À cet égard et suivant l'évolution de la psychopédagogie, le théâtre représente un excellent moyen
de remédier aux difficultés de communication et un vecteur complet de l’enseignement du Français
Langue Étrangère (Langue, communication et civilisation françaises). Pour nous, un vertu fondamentale du
théâtre est que cet "espace de liberté permet aux apprenants de se mettre en scène", l’enseignant les
"accompagnant dans un travail révélateur, formateur et fixateur. Cela implique qu'au préalable,
puisqu'il lui faut "se mettre en scène" et jouer son rôle de formateur, l’enseignant devrant avoir luimême être initié à la pratique théâtrale et aux problématiques essentielles du théâtre au cours de sa
formation professionnelle.
Cependant, une situation de communication authentique est irremplaçable, notamment dans le
cadre de séjours linguistiques et culturels. Ici encore, l’enseignant a pour rôle de donner aux
apprenants les raisons de "se mettre en situation de communication" afin qu'ils soient confrontés
positivement à un pays étranger avec ses habitants communiquant selon un mode qui répond à une
spécificité culturelle, celle-ci étant à relativiser, en raison de variantes régionales par exemple, une création
théâtrale – fondée sur l’observation, les enquêtes et l’analyse, et se concluant par un débat -offre aussi
l'occasion de confronter les points de vue sur les divergences interculturelles, de les remettre en
question ou de les confirmer selon les cas, toujours en utilisant les compétences communicatives qui
sont évaluées en permanence. "Se mettre en situation de communication" authentique, comme "se
mettre en scène", a des effets révé1ateurs formateurs et fixateurs particulièrement efficaces.
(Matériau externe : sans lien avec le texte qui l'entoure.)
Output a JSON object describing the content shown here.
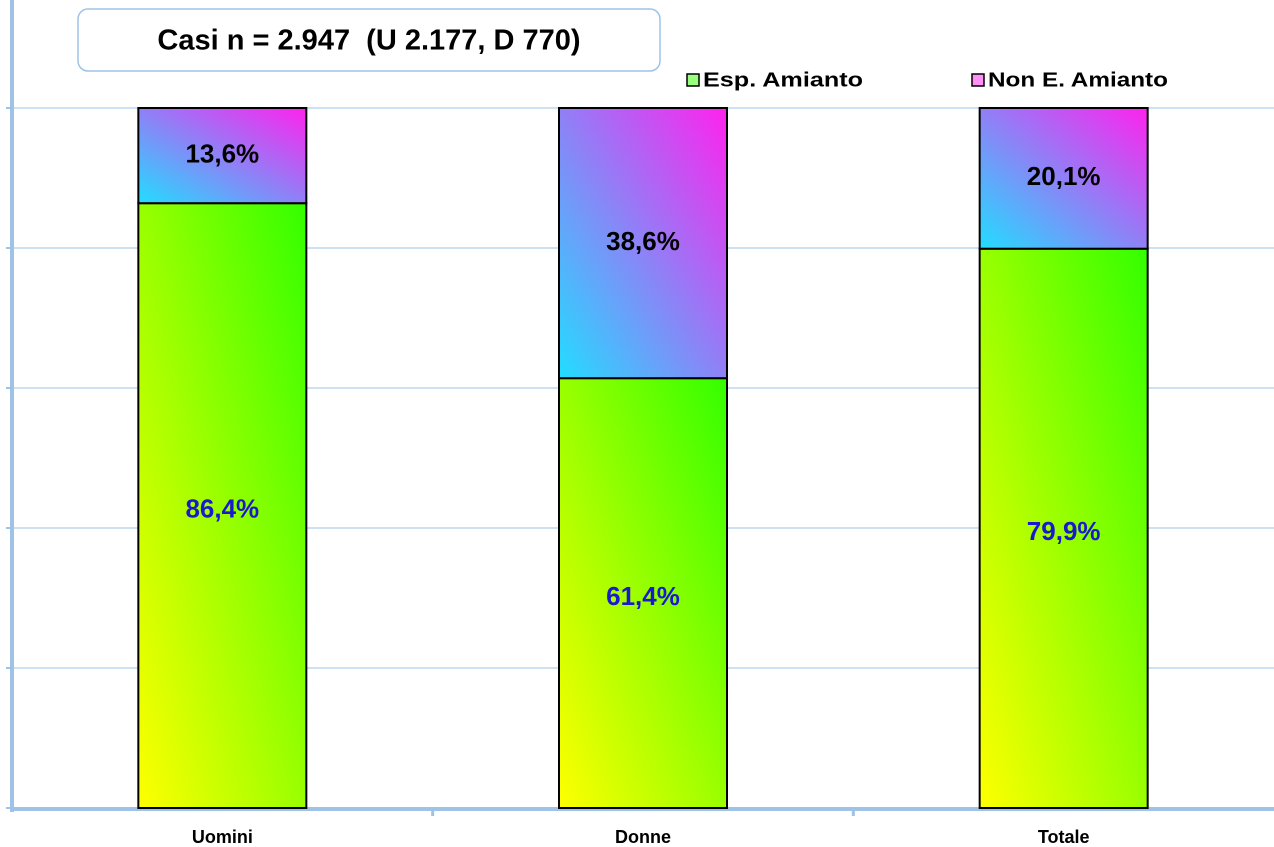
{
  "chart_data": {
    "type": "stacked-bar",
    "title": "Casi n = 2.947  (U 2.177, D 770)",
    "categories": [
      "Uomini",
      "Donne",
      "Totale"
    ],
    "series": [
      {
        "name": "Esp. Amianto",
        "color": "#33ff00",
        "values": [
          86.4,
          61.4,
          79.9
        ],
        "value_labels": [
          "86,4%",
          "61,4%",
          "79,9%"
        ]
      },
      {
        "name": "Non E. Amianto",
        "color": "#ff22ee",
        "values": [
          13.6,
          38.6,
          20.1
        ],
        "value_labels": [
          "13,6%",
          "38,6%",
          "20,1%"
        ]
      }
    ],
    "ylim": [
      0,
      100
    ],
    "yticks": [
      0,
      20,
      40,
      60,
      80,
      100
    ],
    "grid": true
  }
}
Outre l'étude et l’enseignement des langues, sont concernés le développement personnel, maintes
situations pratiques et la formation professionnelle selon des orientations aussi diverses que sont par
exemple les domaines pédagogique, artistique, esthétique et commercial. Le projet collectif permet donc
d'une part de mieux vivre le présent à l'école ou à l’Université, dans un esprit de solidarité, d'ouverture
et de créativité, et d'autre part de réaliser les projets personnels, notamment pour un avenir professionnel.